Disclaimer: I don't own any of the characters of the Batman franchise, except for my own additions.

A/N:

SUMMARY OF CHANGES:

Eddie no longer meets Tom face-to-face. Further exposition on his character and why he's doing what he is doing.


"The citizen is becoming a pawn in a game where nobody knows the rules, where everybody consequently doubts that there are rules at all, and where the vocabulary has been diminished to such an extent that nobody is even sure what the game is all about.:

Andrew Eldritch


Every maniac started sane. This is something that is rarely considered when viewing the end product. For Edward Nashton, he was more than sane, he was super-sane. The man had delved so deep into his own sanity- patterns, information, the mathematics of the world, that he had come out the other side. He wasn't insane, no, he was in-sane; he'd built a castle there made of nothing but connections and deductions. Anyone peeking into that world of corkscrewing thoughts and logical leaps would have been driven crazy by the gymnastics his frontal lobe underwent as his thoughts slowly gyrated him through the rational world and out the other end.
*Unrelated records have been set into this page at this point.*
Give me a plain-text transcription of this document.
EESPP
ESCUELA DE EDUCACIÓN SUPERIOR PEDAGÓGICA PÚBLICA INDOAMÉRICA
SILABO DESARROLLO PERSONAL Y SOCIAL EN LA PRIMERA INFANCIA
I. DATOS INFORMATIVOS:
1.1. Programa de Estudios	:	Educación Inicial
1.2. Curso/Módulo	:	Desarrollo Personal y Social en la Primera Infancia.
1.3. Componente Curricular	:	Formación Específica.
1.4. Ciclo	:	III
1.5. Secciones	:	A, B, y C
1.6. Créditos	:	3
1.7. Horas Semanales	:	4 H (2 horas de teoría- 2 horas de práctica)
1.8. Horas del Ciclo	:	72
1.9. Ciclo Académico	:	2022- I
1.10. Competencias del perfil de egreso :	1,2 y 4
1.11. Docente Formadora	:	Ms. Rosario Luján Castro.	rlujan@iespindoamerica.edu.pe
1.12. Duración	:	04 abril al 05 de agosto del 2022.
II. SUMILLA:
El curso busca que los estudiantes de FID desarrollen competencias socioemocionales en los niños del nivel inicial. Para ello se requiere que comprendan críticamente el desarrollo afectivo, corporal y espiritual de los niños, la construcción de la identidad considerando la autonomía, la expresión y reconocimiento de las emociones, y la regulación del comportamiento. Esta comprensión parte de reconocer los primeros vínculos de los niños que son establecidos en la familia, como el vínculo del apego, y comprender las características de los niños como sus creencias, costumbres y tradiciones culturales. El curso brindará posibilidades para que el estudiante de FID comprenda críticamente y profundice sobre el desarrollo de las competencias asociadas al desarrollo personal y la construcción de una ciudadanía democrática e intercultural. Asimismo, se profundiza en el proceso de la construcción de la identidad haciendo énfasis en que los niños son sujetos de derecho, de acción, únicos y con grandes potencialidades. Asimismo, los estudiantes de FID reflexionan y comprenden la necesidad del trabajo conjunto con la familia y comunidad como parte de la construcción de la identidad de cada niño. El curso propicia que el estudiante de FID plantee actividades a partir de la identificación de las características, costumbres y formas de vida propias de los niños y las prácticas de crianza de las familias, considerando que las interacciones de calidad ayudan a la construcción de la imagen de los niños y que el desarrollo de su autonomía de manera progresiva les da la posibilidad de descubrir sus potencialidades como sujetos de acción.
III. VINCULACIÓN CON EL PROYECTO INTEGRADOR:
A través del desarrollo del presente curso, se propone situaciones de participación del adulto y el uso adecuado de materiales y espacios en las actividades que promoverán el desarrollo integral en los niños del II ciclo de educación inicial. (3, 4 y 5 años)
Being smart means you recognize the underlying patterns of the world; the significance of all things.

But it takes a genius to recognize that nothing holds significance; no moral, no ethics, just the Truth.

Enter Edward Nashton; the monomaniac.

Consider for a moment the actual condition of monomania; it was described in the early nineteenth century as "involuntary, irresistible, and instinctive activity" that "chained the patient to actions that neither reason nor emotion have originated, that conscience rejects, and will cannot suppress." Monomaniacs were described later as otherwise sane individuals, locked into thoughts that are not theirs by choice. Given that definition, that meant that a monomaniac when not being influenced by their compulsion (in this case riddles) was entirely sane (and in this case, furious).

So his office was clean, spartan, and functional. It was everything he needed to think, yet already there were signs of what was to come. Question marks doodled at the corner of his handwritten notes, odd little 'poems' found stuffed into his jacket pockets, but everyone has to fall of the sanity wagon sometimes, and Edward's wagon was traveling at Mach 5. The world did not know it, but it would be a spectacular crash. But that comes later. For now, he is just Mr. Nashton, head of the GCPD Cyber Crimes Division.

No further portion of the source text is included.